蘭花の能力は、誰かと誰かに縁があるのか気づくことが出来ることだ。
一番はその相手の手を視ること。
手を視ればその色により、どういう相手を好んでいるのか、そもそも恋愛をする気持ちが無いのかも大抵わかる。

簡単に当事者二人を連れてくることは出来ないので、縁結び師として仕事をしていたときは貴族の息子などに来てもらいその手を視て、いくつか気になるお相手の愛着の品を持ってもらい、それを視るのだ。
もちろん貴族の息子などがその品の相手を知らないでいることが前提だが、仕事をしていれば色々とある。

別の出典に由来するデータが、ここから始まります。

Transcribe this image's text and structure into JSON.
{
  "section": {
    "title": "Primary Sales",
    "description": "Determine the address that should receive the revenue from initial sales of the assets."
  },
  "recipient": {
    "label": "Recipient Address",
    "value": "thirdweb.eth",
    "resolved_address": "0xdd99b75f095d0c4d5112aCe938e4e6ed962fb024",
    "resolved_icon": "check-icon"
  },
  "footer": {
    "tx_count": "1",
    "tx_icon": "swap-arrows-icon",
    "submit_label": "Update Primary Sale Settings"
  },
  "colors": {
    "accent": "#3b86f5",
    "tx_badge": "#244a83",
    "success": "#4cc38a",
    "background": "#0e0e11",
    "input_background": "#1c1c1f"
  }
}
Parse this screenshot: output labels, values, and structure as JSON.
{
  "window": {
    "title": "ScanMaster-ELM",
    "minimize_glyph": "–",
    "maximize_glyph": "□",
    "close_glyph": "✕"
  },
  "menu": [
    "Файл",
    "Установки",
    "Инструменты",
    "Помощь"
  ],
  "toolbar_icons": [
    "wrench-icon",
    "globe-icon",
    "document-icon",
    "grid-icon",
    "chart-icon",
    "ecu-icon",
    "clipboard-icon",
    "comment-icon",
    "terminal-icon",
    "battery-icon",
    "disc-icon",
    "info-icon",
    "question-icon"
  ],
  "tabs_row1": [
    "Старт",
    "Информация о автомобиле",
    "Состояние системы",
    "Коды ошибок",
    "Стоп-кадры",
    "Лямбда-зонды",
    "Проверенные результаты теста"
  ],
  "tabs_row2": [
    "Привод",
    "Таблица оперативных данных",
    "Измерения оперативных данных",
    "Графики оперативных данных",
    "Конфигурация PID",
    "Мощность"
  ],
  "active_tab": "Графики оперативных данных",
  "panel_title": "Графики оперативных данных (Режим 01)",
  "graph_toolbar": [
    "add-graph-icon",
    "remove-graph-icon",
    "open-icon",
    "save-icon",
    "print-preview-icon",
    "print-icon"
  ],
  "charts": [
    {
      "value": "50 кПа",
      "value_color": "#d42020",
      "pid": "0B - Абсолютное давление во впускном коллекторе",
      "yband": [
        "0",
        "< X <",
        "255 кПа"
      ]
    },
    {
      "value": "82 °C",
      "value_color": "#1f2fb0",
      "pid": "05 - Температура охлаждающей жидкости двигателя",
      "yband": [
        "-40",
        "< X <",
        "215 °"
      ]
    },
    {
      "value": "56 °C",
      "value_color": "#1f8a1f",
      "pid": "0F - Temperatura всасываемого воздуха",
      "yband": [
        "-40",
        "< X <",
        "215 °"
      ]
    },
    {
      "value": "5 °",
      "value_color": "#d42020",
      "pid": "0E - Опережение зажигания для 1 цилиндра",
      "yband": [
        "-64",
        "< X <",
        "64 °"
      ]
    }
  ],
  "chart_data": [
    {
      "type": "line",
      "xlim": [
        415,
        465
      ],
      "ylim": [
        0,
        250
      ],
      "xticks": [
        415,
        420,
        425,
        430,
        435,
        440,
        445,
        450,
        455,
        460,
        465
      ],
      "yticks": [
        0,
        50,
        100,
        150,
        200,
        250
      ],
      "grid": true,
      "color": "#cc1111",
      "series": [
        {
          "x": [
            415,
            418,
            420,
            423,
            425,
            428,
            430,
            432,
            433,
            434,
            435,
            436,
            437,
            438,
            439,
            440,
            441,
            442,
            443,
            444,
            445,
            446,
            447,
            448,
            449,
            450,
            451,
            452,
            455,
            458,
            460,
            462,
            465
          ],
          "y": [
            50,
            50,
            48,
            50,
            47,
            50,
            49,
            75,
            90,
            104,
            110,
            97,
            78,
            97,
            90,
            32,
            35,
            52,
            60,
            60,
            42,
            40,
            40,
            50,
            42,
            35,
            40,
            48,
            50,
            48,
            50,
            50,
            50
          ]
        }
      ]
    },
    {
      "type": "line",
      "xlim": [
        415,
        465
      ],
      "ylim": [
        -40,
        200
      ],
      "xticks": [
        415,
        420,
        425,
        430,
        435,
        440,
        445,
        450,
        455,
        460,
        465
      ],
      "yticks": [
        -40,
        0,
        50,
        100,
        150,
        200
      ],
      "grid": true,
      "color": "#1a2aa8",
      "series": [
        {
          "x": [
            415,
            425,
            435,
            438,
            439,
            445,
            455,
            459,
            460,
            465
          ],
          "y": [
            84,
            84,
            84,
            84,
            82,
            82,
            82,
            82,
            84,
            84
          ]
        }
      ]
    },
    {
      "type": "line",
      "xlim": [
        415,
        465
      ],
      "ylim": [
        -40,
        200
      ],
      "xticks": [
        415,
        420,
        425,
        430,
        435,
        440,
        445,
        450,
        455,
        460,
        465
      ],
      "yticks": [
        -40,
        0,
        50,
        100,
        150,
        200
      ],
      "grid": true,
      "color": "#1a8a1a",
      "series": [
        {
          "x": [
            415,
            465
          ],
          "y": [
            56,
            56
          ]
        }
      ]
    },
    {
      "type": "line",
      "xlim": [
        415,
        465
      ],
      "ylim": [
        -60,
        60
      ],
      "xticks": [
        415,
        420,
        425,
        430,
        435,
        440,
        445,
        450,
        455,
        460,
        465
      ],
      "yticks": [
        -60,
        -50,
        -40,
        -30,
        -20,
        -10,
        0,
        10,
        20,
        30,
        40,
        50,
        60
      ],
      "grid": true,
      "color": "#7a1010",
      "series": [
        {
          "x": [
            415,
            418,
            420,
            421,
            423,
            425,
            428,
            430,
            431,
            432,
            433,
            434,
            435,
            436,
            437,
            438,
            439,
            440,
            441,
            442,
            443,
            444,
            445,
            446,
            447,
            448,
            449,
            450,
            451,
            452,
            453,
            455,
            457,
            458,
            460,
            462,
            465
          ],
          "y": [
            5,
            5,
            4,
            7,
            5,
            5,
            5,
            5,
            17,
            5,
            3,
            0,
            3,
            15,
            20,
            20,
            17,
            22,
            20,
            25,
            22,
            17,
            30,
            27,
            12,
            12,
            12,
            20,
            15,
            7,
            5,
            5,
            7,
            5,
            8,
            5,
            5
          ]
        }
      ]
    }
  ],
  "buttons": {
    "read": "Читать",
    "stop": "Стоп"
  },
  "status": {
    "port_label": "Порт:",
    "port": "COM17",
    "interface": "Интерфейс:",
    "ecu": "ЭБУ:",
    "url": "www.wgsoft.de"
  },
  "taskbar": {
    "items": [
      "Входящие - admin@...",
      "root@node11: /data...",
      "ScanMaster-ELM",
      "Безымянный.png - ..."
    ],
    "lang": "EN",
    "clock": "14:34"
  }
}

「ですので一番は陛下の手と三姫一人ずつの手か、最悪愛着の品を持っていただいてその場で視られれば早いのですが」
「陛下には簡単にお会いできないし、そもそも姫達に会ってもそれでは意味が無いのでは?」
「姫達の陛下への本当の思いは感じ取れます」
「あらやだ、私の手で色々とお見通しなの?」

湯飲みを持っていた令姿が、さっと両手を隠したので蘭花は軽く微笑む。

「視るのにはかなりの力を使うんです。
とても強い思いは勝手に流れ込んでくることもありますが、普通はみえません。
幼い頃はそういう力の加減がわからなくて、よく熱を出し寝込んだりもしました。
今もそれなりに疲れますから連日営業も出来なかったのです」
「なるほど、万能なようで対価が必要なのね」
「それに必ずしも当たるわけでは無いんですよ。
みえたものを勘違いしたこともありますし、それで人を傷つけたこともあります。
ですので必要性とお金が絡まなければやりません」
「なんだかとても大変ね」

胸を張って言った蘭花に令姿は笑う。
知識はあるようだが、今後本当の後宮や陛下のことを知った聡い彼女はどうなるのだろう。
なんとなく令姿は期待と少しの心配を感じていた。